Covid-exhausted governments have no ‘appetite’ for cyber pools: IFTRIP

Government-backed terrorism pools are unlikely to extend cover to include catastrophic cyber events anytime soon, according to the president of the International Forum for Terrorism Risk (Re)Insurance Pools (IFTRIP).

Speaking at an online panel debate on cyber war and terrorism hosted by The Geneva Association, IFTRIP president Christopher Wallace said it would be challenging to get governments, many of which are struggling with the cost of the pandemic, to extend existing pools to cover catastrophic and systemic cyber risks.

Asked if it is feasible to wrap peak cyber risks into existing pooling arrangements, Wallace said: “I think it is difficult to do… governments look at this issue very differently to the insurance industry… [the various government departments] all have different accountabilities and objectives, and that is part of the challenge in terms of getting consensus to solve the problem.

“Governments are also pretty exhausted financially from responding to the pandemic and just don’t have the appetite to put more financial exposure out. The backstops that are required will need to be priced – they are not free – and it is very hard to calculate what a reasonable rate of return is for these losses,” he added.

Wallace, who is also chief executive of the Australian Reinsurance Pool Corporation, suggested smaller local cyber pools might be a way forward. “The most likely way to solve this problem is to have a small pool that does not have attribution – that is trigger-agnostic – and that actually does have some cover. From my perspective, I’m only interested in trying to make cover available to society. But it’s hard to do in the current context,” he said during the webinar.

Recent research from The Geneva Association concluded that public-private partnerships, such as government-backed cyber reinsurance pools, are needed to cover large and systemic cyber losses.

A global infrastructure failure, for example, could generate economic losses in excess of $1trn and insured losses of $71bn, but the numbers  have a high degree of uncertainty. A contagious malware attack would result in smaller losses, more comparable to a natural catastrophe, with economic losses of $192bn and insured losses of $27bn.
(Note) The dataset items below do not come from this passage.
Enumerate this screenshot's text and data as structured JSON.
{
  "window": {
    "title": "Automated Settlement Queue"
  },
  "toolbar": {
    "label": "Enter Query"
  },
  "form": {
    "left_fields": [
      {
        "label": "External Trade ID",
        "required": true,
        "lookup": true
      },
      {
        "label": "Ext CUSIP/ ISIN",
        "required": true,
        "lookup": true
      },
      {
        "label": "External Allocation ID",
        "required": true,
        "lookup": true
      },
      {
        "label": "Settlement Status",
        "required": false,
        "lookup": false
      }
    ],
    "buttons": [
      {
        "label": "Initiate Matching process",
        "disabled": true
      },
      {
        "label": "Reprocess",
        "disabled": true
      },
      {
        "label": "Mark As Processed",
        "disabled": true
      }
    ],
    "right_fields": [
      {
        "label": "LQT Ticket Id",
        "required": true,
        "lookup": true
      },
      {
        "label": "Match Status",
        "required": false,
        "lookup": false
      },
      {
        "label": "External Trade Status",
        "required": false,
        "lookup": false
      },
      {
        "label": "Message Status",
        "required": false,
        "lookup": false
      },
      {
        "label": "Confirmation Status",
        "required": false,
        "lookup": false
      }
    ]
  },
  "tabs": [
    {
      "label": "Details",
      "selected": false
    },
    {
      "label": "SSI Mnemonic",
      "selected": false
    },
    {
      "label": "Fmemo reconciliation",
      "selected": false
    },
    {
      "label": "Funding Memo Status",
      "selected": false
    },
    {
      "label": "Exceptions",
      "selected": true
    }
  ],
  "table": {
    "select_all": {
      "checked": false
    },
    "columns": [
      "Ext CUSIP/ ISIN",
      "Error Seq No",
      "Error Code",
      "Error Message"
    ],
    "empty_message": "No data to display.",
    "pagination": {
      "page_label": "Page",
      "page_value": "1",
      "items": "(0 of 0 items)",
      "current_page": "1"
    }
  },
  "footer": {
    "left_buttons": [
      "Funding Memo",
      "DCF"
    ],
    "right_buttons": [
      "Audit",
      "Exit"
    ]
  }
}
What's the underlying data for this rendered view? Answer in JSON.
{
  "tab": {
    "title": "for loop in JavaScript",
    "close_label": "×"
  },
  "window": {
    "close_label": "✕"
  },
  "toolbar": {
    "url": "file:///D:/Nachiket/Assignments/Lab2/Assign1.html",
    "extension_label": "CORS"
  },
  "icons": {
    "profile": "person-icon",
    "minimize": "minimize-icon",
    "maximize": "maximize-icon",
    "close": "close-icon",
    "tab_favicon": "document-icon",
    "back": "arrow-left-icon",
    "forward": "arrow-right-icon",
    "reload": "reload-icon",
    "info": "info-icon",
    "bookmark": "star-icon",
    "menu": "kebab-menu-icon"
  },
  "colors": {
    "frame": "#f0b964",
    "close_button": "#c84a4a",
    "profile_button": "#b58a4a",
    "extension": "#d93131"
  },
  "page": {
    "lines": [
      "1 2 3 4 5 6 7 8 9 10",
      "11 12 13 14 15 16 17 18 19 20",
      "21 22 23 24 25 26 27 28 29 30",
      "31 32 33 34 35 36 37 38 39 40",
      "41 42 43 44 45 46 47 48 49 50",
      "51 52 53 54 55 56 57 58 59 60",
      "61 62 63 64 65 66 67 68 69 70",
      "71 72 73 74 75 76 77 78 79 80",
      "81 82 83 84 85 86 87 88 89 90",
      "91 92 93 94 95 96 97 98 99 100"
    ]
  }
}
“Some of the cyber losses are too big and uncertain for private insurers to absorb alone,” said Darren Pain, director of cyber at The Geneva Association. “This accumulation issue is the key reason why the latest Geneva Association report on HCA [hostile cyber activity) makes the case for some form of government backstop, or public-private partnership, where the private market absorbs losses up to a defined limit, beyond which public funds have to pay,” he said.

According to Wallace, pools do not have a role in insuring cyber war. “I do not see war as being a risk covered by pools and it is generally excluded by pools and the Australian scheme. The challenge for us is that cyber terrorism is excluded from the Australian scheme, and is not universally covered by pools either,” he said.

The IFTRIP president also believes it would be difficult for existing pools to extend coverage to cyber risk, such as cyber terrorism or state-sponsored cybercrime. “It’s hard to change the pools. Pools generally came into place because of a crisis and they have an inertia and are hard to change, in that it would usually require a review or major policy change to bring about those sorts of updates,” he said.

“The problem we face on cyber – the insurance industry needing to define what cover it is providing and society needing to provide cover to protect the assets – has arisen because this is such a modern risk and [due to] the nature of legacy products, [where] there are gaps in cover and definitions,” he said.

According to Rachel Anne Carter, a director of Carter Insurance Innovations and one of the authors of The Geneva Association report, the optimum solution would be an international pool. But she believes it will only be possible to create a local solution in the short term because of political and financial challenges.

However, governments could work towards a consensus on language, definitions and attribution of cyber events, Carter said.

“In terms of maturity, we are at the beginning of that path. The work of The Geneva Association and others is a good start as a stepping stone, but should be seen in that regard as a constantly moving, optimising process,” she continued.

The insurance industry first needs to reach its own consensus on how to address catastrophic and systemic cyber risks, according to Jon Bateman, a fellow in the Cyber Policy Initiative at the Carnegie Endowment for International Peace.

“I would start in terms of getting the insurance industry to speak with one voice and even clearly calling for the creation of public-private partnerships. The momentum has been building for that but it is still a defuse conversation,” he said.

One option, in the absence of a government-backed pool on the scale needed to solve cyber risk problems, would be to experiment with a pilot scheme in a smaller forward-looking country that other countries could learn from, said Bateman. Alternatively, a major event, as happened with the 11 September 2001, terrorism attacks, would create the “necessary and sufficient conditions for the creation of a public-private partnership”, he said.

“It’s in the insurance industry’s interest to continue devising specifics so that if such an event happens, there is a proposal ready to go,” he added.